Building Your Child’s Confidence
“Confidence is when you appreciate your abilities or qualities.”
Parents are most likely the first people to know when their child has low confidence. They are aware and most times worried about what may happen to such a child if they are not in the vicinity. Confidence is not innate for everyone; it is shaped by experiences, environment, and role models. In a family where the parents are outspoken and also include the child in the communication, teaching him effective ways to communicate also helps in building a confident child. Confidence can be built while a child is growing up. This article will explain some of the ways to help build a child’s confidence.
Security
Just as adults tend to feel insecure in relationships, children can also experience insecurity; there is a need for reassurance and ensuring the kids also feel secure. When a child makes a mistake, parents or guardians should reassure them that they are still loved. When a kid makes a mistake, they are at a delicate stage of not knowing how the guardian would react and are most times scared; if they are scolded or criticised, there is also a need for them to feel loved.
Positive Self-Talk
As children grow and begin making decisions, they often experience self-doubt and fear of failure. Encouraging them to use positive affirmations from an early age can help build their confidence. If a child becomes accustomed to speaking kindly to themselves and reinforcing their abilities, they will be more self-assured when making decisions later in life. A simple yet effective routine is having them stand in front of a mirror and say encouraging words out loud, reinforcing their belief in themselves.
Asking for Their Advice or Opinion
Involving children in some decision-making process, asking for their opinion, and making use of it also helps children build self-confidence. The child believes they can make decisions and tends to be more confident in their choices.
Goal-Setting
Parents should teach their children how to set realistic goals. Children have dreams and ambitions. Sitting down with the child and helping them develop realistic ways or paths through which the goal can be achieved.
Appreciation
Celebrate their small wins and let them feel the smallest things count. Children who are recognised and appreciated for studying hard or preparing dinner will likely repeat more of these behaviours. A child who is appreciated tends to know that the smallest things matter. Even if he is not winning, the fact that the child is appreciated for trying will enable him to want to put in more effort while still maintaining high self-esteem.
Comparison
You compare your child’s grades with others and then determine whether the kid’s academic achievements are “normal”, better or excellent. Don’t compare other children to your child as this does more harm than good, as this can bruise your child’s self-esteem and make them feel inferior to others.
Role models
A parent is the first role model for a child. Your child is always watching and learning from you.
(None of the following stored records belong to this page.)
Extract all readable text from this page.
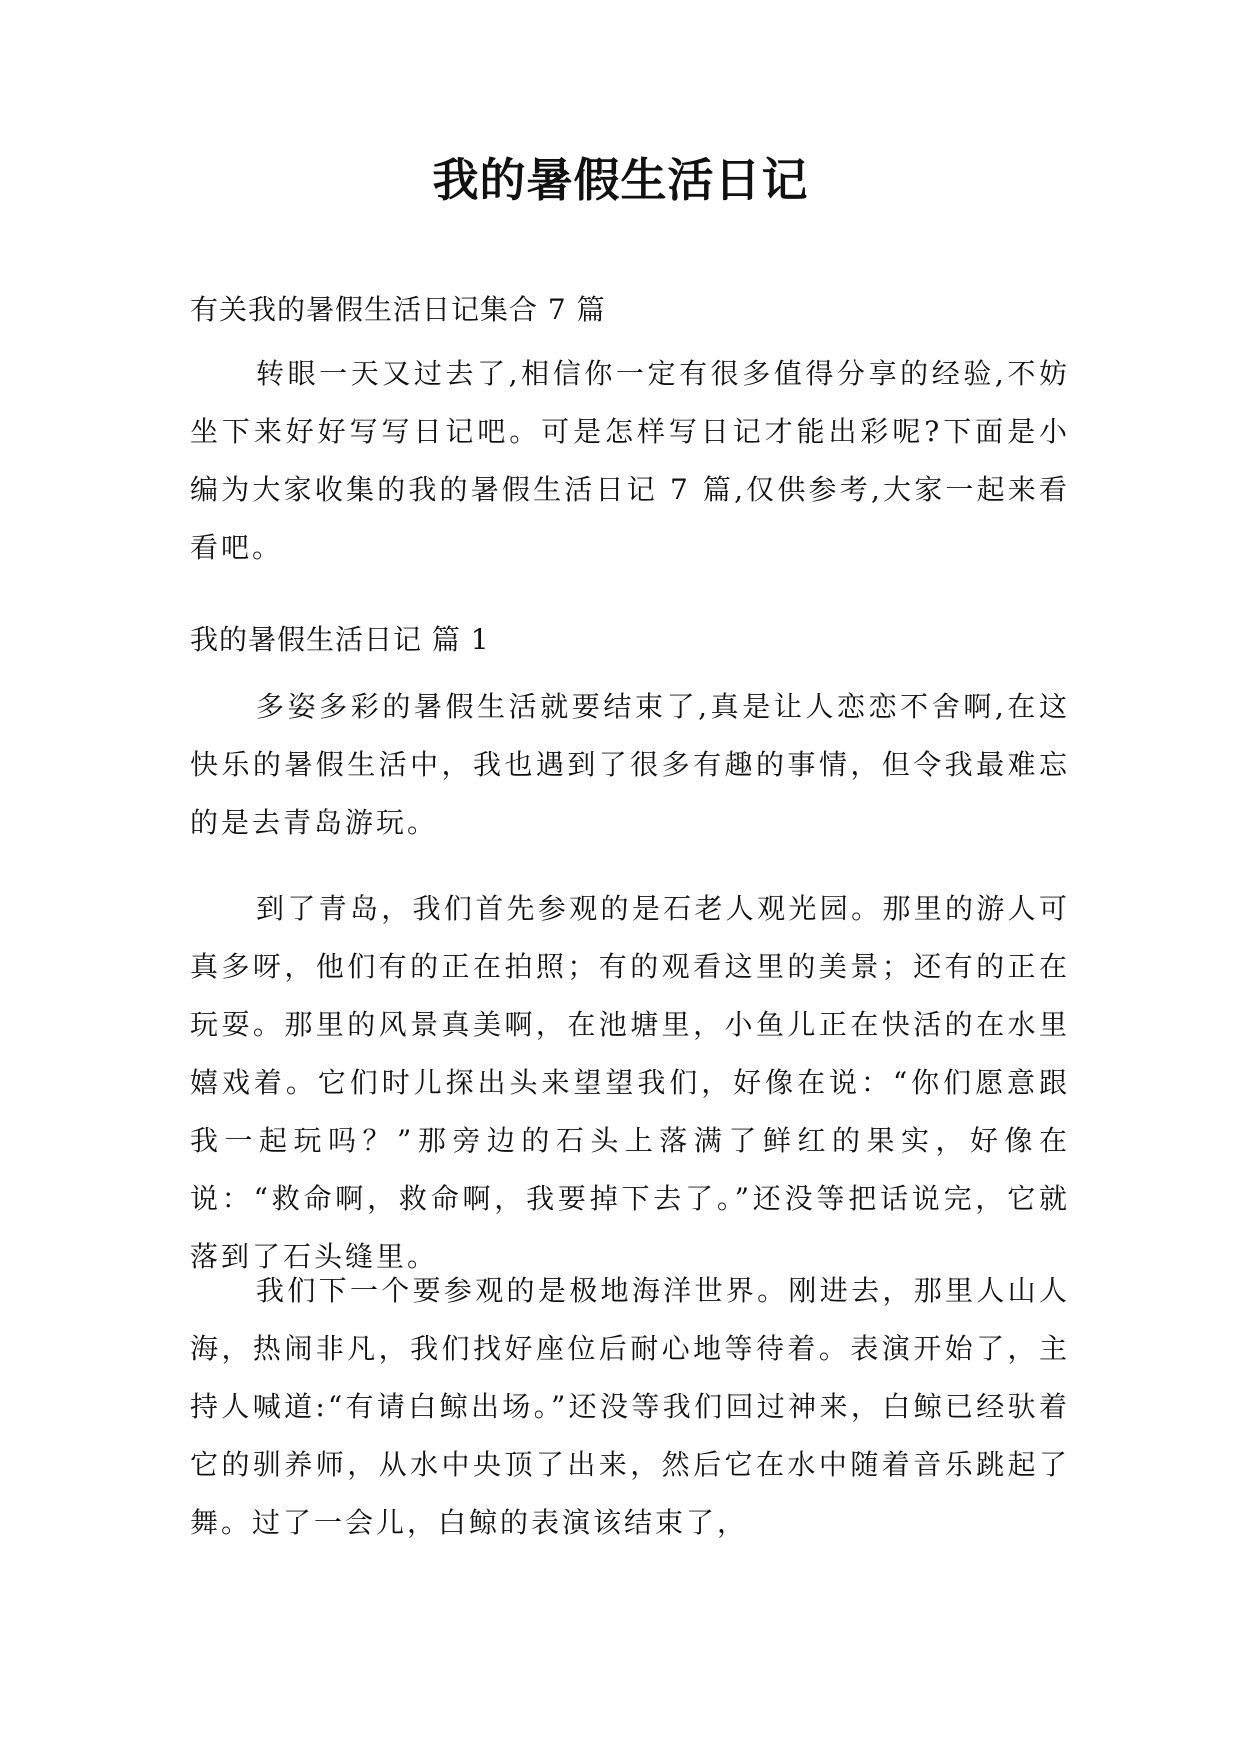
我的暑假生活日记

有关我的暑假生活日记集合 7 篇

转眼一天又过去了,相信你一定有很多值得分享的经验,不妨坐下来好好写写日记吧。可是怎样写日记才能出彩呢?下面是小编为大家收集的我的暑假生活日记 7 篇,仅供参考,大家一起来看看吧。

我的暑假生活日记 篇 1

多姿多彩的暑假生活就要结束了,真是让人恋恋不舍啊,在这快乐的暑假生活中，我也遇到了很多有趣的事情，但令我最难忘的是去青岛游玩。

到了青岛，我们首先参观的是石老人观光园。那里的游人可真多呀，他们有的正在拍照；有的观看这里的美景；还有的正在玩耍。那里的风景真美啊，在池塘里，小鱼儿正在快活的在水里嬉戏着。它们时儿探出头来望望我们，好像在说：“你们愿意跟我一起玩吗？”那旁边的石头上落满了鲜红的果实，好像在说：“救命啊，救命啊，我要掉下去了。”还没等把话说完，它就落到了石头缝里。

我们下一个要参观的是极地海洋世界。刚进去，那里人山人海，热闹非凡，我们找好座位后耐心地等待着。表演开始了，主持人喊道:“有请白鲸出场。”还没等我们回过神来，白鲸已经驮着它的驯养师，从水中央顶了出来，然后它在水中随着音乐跳起了舞。过了一会儿，白鲸的表演该结束了，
“Parents are the ultimate role models for children. Every word, movement and action has an effect. No other person or outside force has a greater influence on a child than the parent,” –Bob Keeshan.
Encouragement
Children need words of encouragement to do what they would not ordinarily do on a normal day; they also need constant words of encouragement that they are doing well and should continue that way. Adults, as well as children, are afraid of failure. Many parents often praise successes and give clear expectations on what will happen if the child excels. If a parent can be more open to discussing what failure is, they make clear what they regard as failure would help in building a child’s confidence. Children need clarity. If a child is clear on the consequences, he or she will be clear on what to do and not feel afraid or insecure.
Practice
It is one thing to have a talent and another to develop it. A parent should make time to recognise their child’s interests and try to develop them either by asking them to practice or joining them. For example, if a child is interested in football, then both parents should make time to practise with the child. It will go a long way in building the child’s confidence.
Let Them Act Their Age
A child should be allowed to act his or her age, not burdened by the restriction of behaving in a particular way. If a child is burdened by unnecessary responsibility, the child tends to feel emotionally drained and lose confidence.
Curiosity: Every child is naturally curious from wants to engage their curiosity. They tend to want to do everything and are often enamoured with the way things are going. Curiosity teaches children to be more observant.
Challenges and Limits
You can help build your child’s confidence by challenging them, asking them to perform small tasks and encouraging their accomplishment or encouraging them to take up new tasks. It is also important for all parents to know their child’s limits so as not to bruise or injure their confidence. By knowing your child’s limits, you know what works and what doesn’t work for them.
Social media savvy
The world is becoming more digital, and children are spending more time online. There is a need to set a clear boundary on what to use the internet for and the consequences of breaking it.